All-Rights Sales: We Advocate
- No all-rights contracts. Writers should not sign all-rights contracts. Publishers should not try to coerce or demand that writers sell all-rights. Copyright law should be amended to make all-rights contracts illegal.
- Right itemization. There is nothing wrong with selling or transferring multiple rights in a single transaction for a single price, the rights being sold or transferred should be individually itemized. This is simply good, standard business practice whereby what is being sold is specified. Copyright law should be amended to require that rights being sold or transferred be specifically and individually itemized so that both buyer and seller know what has been transferred.
- Non-exlusive subsidiary rights. When a primary right (such as first print rights or first web rights) are sold along with one or more subsidiary rights, the subsidiary rights should be sold/transferred on a non-exclusive basis. That is, the writer retains the right to use or sell those subsidiary rights to others on a non-exclusive basis.
- Time certain reversion. If subsidiary rights are sold on an exclusive basis, the exclusive use of those rights by the purchaser should be limited to a reasonable time period.
- Reversion of un-used rights. If subsidiary rights are sold on an exclusive basis without a reasonable time limit, any rights not used by the purchaser within a reasonable time should automatically revert back to the author.
- No selling of that which does not exist. Writers should not sell rights to formats and media that do not yet exist. Publishers should not try to coerce or demand that writers sell rights to non-existent technologies that have not yet been invented. Copyright law should be amended to make the sale of rights to non-existent, “herinafter to be invented,” technologies illegal.

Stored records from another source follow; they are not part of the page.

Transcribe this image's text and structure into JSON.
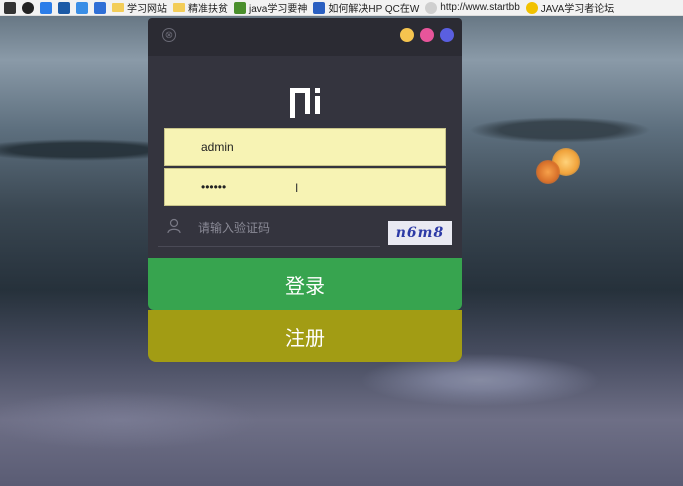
{
  "bookmarks": [
    {
      "label": "",
      "icon": "app-icon",
      "color": "#333333"
    },
    {
      "label": "",
      "icon": "github-icon",
      "color": "#222222"
    },
    {
      "label": "",
      "icon": "app-icon",
      "color": "#2b7de9"
    },
    {
      "label": "",
      "icon": "app-icon",
      "color": "#1c5aa6"
    },
    {
      "label": "",
      "icon": "app-icon",
      "color": "#3a8ee6"
    },
    {
      "label": "",
      "icon": "app-icon",
      "color": "#2f6fd6"
    },
    {
      "label": "学习网站",
      "icon": "folder-icon"
    },
    {
      "label": "精准扶贫",
      "icon": "folder-icon"
    },
    {
      "label": "java学习要神",
      "icon": "folder-icon",
      "color": "#4a8f2c"
    },
    {
      "label": "如何解决HP QC在W",
      "icon": "paw-icon",
      "color": "#2a5fc1"
    },
    {
      "label": "http://www.startbb",
      "icon": "globe-icon"
    },
    {
      "label": "JAVA学习者论坛",
      "icon": "bulb-icon",
      "color": "#f2c200"
    }
  ],
  "window": {
    "close_symbol": "⊗",
    "dots": [
      "#f5c44f",
      "#e8559b",
      "#5a5fe0"
    ],
    "logo_icon": "brand-logo-icon"
  },
  "form": {
    "username_value": "admin",
    "password_value": "••••••",
    "captcha_placeholder": "请输入验证码",
    "captcha_text": "n6m8"
  },
  "buttons": {
    "login_label": "登录",
    "register_label": "注册"
  },
  "colors": {
    "login_button": "#37a44f",
    "register_button": "#a29c14",
    "field_background": "#f7f3b4",
    "panel_background": "#34343e"
  }
}
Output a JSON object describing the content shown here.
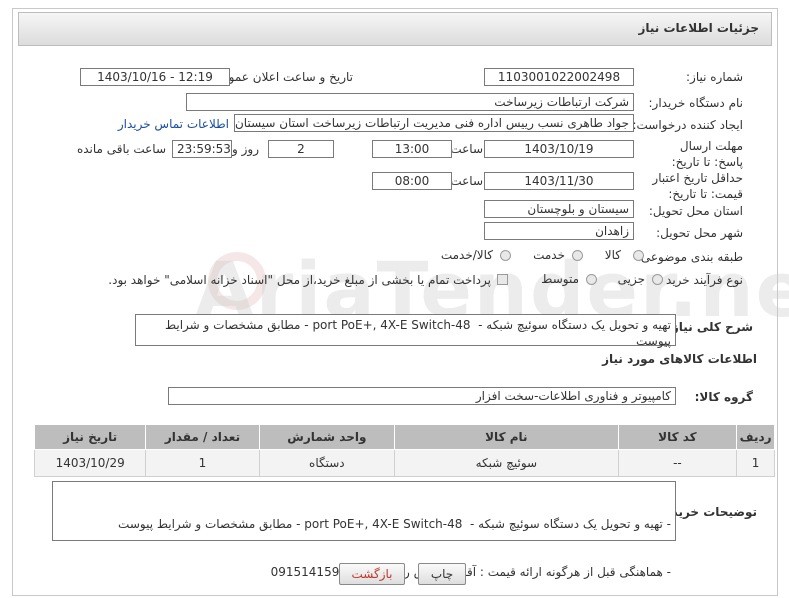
{
  "header": {
    "title": "جزئیات اطلاعات نیاز"
  },
  "fields": {
    "need_number_label": "شماره نیاز:",
    "need_number": "1103001022002498",
    "announce_label": "تاریخ و ساعت اعلان عمومی:",
    "announce_value": "1403/10/16 - 12:19",
    "buyer_label": "نام دستگاه خریدار:",
    "buyer_value": "شرکت ارتباطات زیرساخت",
    "creator_label": "ایجاد کننده درخواست:",
    "creator_value": "جواد طاهری نسب رییس اداره فنی مدیریت ارتباطات زیرساخت استان سیستان و",
    "contact_link": "اطلاعات تماس خریدار",
    "deadline_label": "مهلت ارسال پاسخ: تا تاریخ:",
    "deadline_date": "1403/10/19",
    "time_label": "ساعت",
    "deadline_time": "13:00",
    "days_value": "2",
    "days_label": "روز و",
    "remaining_value": "23:59:53",
    "remaining_label": "ساعت باقی مانده",
    "validity_label": "حداقل تاریخ اعتبار قیمت: تا تاریخ:",
    "validity_date": "1403/11/30",
    "validity_time": "08:00",
    "province_label": "استان محل تحویل:",
    "province_value": "سیستان و بلوچستان",
    "city_label": "شهر محل تحویل:",
    "city_value": "زاهدان",
    "category_label": "طبقه بندی موضوعی:",
    "category_options": [
      "کالا",
      "خدمت",
      "کالا/خدمت"
    ],
    "process_label": "نوع فرآیند خرید :",
    "process_options": [
      "جزیی",
      "متوسط"
    ],
    "payment_note": "پرداخت تمام یا بخشی از مبلغ خرید،از محل \"اسناد خزانه اسلامی\" خواهد بود."
  },
  "description": {
    "label": "شرح کلی نیاز:",
    "value": "تهیه و تحویل یک دستگاه سوئیچ شبکه -  port PoE+, 4X-E Switch-48 - مطابق مشخصات و شرایط پیوست"
  },
  "goods_info": {
    "title": "اطلاعات کالاهای مورد نیاز",
    "group_label": "گروه کالا:",
    "group_value": "کامپیوتر و فناوری اطلاعات-سخت افزار"
  },
  "table": {
    "headers": [
      "ردیف",
      "کد کالا",
      "نام کالا",
      "واحد شمارش",
      "تعداد / مقدار",
      "تاریخ نیاز"
    ],
    "rows": [
      [
        "1",
        "--",
        "سوئیچ شبکه",
        "دستگاه",
        "1",
        "1403/10/29"
      ]
    ]
  },
  "buyer_notes": {
    "label": "توضیحات خریدار:",
    "line1": "- تهیه و تحویل یک دستگاه سوئیچ شبکه -  port PoE+, 4X-E Switch-48 - مطابق مشخصات و شرایط پیوست",
    "line2": "- هماهنگی قبل از هرگونه ارائه قیمت : آقای مهندس رهسپار  :  09151415906"
  },
  "buttons": {
    "print": "چاپ",
    "back": "بازگشت"
  },
  "watermark": "AriaTender.neT"
}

Piracy occurs when someone sells illegal copies of intellectual property without even the pretense of a valid copyright. New technologies have made it so much easier to duplicate, or plagarize, an author’s work that this problem has been raised to a new order of magnitude.
Piracy: We Advocate
- Cooperation against piracy. Writers should form, or ally with, organizations similar to those of long standing in the music industry, and currently under development in the film industry, to monitor use and track down out-and-out pirates who illegally resell or plagarize other people’s work.
- Action against pirates. The electronic marketplaces should be structured so that it is feasible to immediately suspend electronic distribution of a protested work by a publisher, vendor, or distributor pending adjudication.
- Denial of access. Data carriers should be required to deny commercial access to pirates convicted in a court of law of persistent and flagrant copyright infringement. In other words, convicted pirates would be allowed to use the infosphere for personal use, but prevented from selling material over the net. The mail service may provide a model since it is illegal to use the mails for criminal activity.
- National sanctions. The electronic marketplace should be designed so that effective sanctions can be imposed against nations that condone or refuse to prosecute intellectual piracy on the part of their citizens.